The scenario: a guy heads over to a 24/7 tavern where he's confident he will meet an attractive gal.  He doesn't though.  Not the first time he goes, nor the second, nor the 25th.  Still, he keeps going back to the same darn watering hole.  In fact, he pops in several times every day and night, even at ungodly hours, always hopeful, always disappointed.

There's nothing obviously wrong with the guy.  He's not bad looking, dresses nicely, has a pleasant personality.  So, what's the problem?  Maybe it's the venue.  Women have their favorite hangouts, appears this guy's bar of choice isn't one of them.  So, why doesn't he move on, try another place?

Because he's a bird brain.  Really.  I've just described the behavior of a male mockingbird that's been singing its heart out around our yard for 2+ weeks.  He's out there every hour of the day and night, has sleeping habits even weirder than mine.  In fact, I wonder if he sleeps at all.  I give him high marks for perseverance, stamina and musical expertise (has an impressive repertoire of songs) but an F in judgement.



Male Mockingbird

Bird Brain's songs were pleasing to the ear for several days, tolerable for a few more.  Now, he's  beginning to bug me.  Even the most lovely piece of music becomes stale after numerous repetitions.  C'mon bird, enough already.  Face it: you picked the wrong hangout, she's not coming, give it up!

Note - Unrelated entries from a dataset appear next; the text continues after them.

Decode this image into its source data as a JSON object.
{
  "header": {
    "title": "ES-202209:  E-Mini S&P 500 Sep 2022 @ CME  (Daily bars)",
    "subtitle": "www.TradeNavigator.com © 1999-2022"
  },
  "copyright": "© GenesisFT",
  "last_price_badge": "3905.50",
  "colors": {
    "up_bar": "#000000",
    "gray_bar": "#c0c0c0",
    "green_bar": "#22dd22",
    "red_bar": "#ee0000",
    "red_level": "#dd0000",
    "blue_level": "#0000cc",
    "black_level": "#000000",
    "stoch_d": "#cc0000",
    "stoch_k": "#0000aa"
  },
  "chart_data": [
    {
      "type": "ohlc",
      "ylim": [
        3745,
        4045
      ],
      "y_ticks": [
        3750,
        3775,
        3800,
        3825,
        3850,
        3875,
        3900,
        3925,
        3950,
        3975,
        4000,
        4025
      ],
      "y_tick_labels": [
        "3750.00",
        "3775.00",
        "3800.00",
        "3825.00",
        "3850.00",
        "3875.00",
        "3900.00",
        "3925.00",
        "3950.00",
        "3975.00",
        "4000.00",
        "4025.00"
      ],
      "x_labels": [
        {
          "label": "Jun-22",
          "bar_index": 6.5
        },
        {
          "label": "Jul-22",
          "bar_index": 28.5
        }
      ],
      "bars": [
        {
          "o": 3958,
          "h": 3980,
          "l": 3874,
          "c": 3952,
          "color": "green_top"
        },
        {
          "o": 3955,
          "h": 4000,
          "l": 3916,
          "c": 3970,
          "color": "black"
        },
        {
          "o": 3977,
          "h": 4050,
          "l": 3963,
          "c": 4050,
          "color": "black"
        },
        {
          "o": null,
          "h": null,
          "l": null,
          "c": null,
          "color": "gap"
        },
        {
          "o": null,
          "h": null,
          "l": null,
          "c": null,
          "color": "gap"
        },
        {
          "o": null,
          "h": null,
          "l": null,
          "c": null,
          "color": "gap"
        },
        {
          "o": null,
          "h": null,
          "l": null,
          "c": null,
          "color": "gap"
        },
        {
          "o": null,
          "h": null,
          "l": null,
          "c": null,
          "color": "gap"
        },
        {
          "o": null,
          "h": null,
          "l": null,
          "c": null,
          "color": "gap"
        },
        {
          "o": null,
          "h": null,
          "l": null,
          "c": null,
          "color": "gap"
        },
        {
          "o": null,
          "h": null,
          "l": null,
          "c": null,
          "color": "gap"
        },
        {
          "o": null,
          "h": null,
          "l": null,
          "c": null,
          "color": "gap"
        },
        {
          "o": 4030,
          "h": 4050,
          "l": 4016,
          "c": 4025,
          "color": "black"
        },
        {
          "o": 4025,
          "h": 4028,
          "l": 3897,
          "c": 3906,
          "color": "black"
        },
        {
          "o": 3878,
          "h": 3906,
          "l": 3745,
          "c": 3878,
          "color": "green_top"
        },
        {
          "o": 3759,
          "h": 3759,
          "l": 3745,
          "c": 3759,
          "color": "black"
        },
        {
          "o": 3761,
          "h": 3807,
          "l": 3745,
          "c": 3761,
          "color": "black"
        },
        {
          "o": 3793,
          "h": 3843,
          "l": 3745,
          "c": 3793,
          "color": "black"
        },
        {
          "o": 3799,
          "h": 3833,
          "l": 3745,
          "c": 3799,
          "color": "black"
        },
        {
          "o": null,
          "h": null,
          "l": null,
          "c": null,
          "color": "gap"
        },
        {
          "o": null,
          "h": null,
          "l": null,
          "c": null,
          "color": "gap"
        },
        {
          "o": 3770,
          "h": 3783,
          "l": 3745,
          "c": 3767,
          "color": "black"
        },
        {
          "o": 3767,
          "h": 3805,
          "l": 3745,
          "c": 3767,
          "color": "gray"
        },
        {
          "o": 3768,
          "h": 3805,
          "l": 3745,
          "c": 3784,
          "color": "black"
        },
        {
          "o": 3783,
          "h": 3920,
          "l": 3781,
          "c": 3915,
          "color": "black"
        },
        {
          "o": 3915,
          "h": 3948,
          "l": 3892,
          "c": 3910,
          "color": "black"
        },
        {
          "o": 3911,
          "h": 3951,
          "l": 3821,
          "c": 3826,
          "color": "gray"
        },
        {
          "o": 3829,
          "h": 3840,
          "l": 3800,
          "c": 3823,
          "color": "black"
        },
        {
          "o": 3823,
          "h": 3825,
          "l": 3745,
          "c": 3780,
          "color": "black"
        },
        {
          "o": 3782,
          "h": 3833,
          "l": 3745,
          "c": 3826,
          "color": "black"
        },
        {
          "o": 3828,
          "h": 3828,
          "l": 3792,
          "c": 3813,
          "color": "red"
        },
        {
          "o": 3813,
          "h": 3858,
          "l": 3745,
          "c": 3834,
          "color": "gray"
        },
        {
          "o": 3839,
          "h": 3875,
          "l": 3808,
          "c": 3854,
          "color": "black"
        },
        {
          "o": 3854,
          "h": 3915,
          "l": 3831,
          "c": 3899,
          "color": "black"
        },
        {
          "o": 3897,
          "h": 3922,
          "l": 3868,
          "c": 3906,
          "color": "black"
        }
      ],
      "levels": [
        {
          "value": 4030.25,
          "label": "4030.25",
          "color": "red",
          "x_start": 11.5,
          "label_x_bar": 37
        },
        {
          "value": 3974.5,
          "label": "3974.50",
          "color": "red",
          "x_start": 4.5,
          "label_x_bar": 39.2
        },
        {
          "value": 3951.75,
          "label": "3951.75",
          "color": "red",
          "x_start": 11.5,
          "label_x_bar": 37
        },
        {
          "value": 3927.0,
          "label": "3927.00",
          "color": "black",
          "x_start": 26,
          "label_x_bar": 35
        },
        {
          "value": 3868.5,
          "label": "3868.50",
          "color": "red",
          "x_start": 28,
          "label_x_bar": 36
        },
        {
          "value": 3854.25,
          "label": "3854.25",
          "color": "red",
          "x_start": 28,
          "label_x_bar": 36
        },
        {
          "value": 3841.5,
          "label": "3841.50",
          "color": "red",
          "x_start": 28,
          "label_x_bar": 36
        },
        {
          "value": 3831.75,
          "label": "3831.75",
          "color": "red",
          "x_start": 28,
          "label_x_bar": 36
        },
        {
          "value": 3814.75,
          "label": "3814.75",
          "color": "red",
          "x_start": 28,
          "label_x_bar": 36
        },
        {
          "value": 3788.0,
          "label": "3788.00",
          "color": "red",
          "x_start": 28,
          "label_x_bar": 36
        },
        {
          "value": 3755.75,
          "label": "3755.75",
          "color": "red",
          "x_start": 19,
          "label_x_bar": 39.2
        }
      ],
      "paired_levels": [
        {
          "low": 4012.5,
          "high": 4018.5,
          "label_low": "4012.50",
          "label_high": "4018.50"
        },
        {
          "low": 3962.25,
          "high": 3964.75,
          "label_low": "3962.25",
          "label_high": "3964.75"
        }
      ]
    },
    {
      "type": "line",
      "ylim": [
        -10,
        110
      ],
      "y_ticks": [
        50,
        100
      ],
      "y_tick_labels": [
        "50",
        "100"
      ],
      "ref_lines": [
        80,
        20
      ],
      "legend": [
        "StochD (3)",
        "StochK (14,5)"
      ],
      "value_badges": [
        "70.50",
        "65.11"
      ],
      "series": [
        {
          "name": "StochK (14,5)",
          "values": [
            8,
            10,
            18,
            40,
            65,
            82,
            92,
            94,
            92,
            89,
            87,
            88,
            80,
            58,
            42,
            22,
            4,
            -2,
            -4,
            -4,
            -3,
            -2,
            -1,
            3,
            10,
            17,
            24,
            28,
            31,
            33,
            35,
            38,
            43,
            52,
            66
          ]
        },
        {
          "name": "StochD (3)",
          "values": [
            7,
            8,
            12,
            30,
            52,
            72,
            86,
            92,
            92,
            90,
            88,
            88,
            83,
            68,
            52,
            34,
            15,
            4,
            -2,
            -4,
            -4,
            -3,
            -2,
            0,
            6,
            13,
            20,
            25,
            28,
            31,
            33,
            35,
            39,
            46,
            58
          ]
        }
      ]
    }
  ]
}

Every so often, Bird Brain does this display thing, flashing his white wing bars.

Seems to me he's doing everything right - except tumble to the fact that there are no females in these parts and that he needs to move on.  Maybe he came late to the party and all the ladybirds are already taken.  Yeah, I can just see the other guy birds, all mated up, getting it on, smirking at Bird Brain, teasing him about his late arrival and totally striking out.  Life's a bitch, BB.  Better luck next year.